Researchers at PPL Therapeutics (Blacksburg, VA) and the University of Pittsburgh Medical Center (PA) took an important step toward reducing the threat of HAR by creating a line of pigs that lack functional α1,3GT (Science, online 19 December 2003). The group isolated fetal cells from a previously developed transgenic line with one functional copy of the α1,3GT gene, then used Clostridium difficile toxin A, which specifically kills cells producing α1,3Gal epitopes, to isolate lines completely lacking α1,3GT activity.
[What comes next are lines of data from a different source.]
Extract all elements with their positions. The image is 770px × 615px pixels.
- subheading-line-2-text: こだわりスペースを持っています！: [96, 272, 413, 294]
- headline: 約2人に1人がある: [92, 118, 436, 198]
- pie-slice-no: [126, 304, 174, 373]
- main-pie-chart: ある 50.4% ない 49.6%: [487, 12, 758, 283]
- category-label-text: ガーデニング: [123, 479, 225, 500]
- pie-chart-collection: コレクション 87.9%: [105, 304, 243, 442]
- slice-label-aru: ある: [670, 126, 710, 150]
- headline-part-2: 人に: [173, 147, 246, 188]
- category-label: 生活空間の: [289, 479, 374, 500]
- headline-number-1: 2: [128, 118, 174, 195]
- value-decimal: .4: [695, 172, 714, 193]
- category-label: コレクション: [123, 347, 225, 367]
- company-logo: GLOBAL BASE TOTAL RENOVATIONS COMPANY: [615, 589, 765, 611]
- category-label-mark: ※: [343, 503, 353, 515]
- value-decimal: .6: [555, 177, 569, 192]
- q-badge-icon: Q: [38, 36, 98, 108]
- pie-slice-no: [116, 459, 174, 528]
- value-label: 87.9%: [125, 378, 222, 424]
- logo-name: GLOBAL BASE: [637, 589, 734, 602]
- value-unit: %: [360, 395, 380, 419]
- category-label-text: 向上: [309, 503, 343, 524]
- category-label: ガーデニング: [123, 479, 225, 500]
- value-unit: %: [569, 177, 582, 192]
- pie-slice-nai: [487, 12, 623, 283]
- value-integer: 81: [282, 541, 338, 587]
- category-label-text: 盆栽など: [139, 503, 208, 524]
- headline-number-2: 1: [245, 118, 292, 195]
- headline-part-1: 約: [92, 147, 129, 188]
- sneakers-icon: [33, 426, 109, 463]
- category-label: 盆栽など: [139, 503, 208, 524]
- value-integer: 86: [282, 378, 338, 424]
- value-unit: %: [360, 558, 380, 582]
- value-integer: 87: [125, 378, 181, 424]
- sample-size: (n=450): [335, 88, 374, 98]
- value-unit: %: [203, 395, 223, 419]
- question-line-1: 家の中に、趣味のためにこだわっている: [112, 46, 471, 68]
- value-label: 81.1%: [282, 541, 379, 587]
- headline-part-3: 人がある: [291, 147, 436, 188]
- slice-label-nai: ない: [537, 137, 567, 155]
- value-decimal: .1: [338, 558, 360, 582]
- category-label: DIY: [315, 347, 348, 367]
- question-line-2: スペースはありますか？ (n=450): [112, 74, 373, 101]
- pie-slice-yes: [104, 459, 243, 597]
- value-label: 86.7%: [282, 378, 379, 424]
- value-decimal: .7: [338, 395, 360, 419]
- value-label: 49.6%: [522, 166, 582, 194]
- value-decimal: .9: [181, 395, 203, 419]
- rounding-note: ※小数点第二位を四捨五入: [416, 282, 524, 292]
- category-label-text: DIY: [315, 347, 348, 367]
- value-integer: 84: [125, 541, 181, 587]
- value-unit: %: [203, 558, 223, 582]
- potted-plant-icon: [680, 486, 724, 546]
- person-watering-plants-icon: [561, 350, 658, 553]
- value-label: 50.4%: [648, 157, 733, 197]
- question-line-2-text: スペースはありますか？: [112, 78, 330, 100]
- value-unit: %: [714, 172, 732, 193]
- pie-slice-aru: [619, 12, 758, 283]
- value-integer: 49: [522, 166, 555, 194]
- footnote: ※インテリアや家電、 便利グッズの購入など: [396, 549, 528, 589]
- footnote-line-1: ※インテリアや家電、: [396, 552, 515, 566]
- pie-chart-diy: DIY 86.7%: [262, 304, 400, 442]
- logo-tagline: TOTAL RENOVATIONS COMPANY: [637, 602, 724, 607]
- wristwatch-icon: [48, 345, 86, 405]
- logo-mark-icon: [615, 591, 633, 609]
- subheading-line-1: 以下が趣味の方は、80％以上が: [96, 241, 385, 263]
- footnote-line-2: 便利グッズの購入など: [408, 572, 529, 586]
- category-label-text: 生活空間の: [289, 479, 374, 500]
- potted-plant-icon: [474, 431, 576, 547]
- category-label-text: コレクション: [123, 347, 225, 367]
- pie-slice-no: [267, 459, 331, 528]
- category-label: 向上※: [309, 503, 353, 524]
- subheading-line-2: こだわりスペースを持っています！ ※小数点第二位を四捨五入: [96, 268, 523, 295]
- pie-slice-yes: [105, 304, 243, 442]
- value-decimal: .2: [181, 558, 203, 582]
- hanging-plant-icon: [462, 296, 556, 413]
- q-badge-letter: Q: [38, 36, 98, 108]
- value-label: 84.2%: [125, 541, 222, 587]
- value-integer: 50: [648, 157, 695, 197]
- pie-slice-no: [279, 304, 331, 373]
Apparently a spontaneous mutation abrogating enzyme function eliminated the second gene copy, and the researchers used the selected cell lines to generate four knockout piglets. α1,3Gal was undetectable in various tissues from these piglets, and pancreatic islet cells transplanted into α1,3GT-knockout mice failed to induce a substantial immune response relative to mice treated with wild-type cells.

These piglets have the potential to make an important contribution to the field of xenotransplantation, not only by eliminating a major roadblock to successful introduction of foreign tissue, but also, as co-author Yifan Dai points out, by aiding in the identification of other components involved in the triggering of HAR. With this transgenic line established, long-term experiments can begin to assess the potential for safe, rejection-free xenotransplantation, a source of considerable hope for would-be recipients of tissues with limited human donor pools.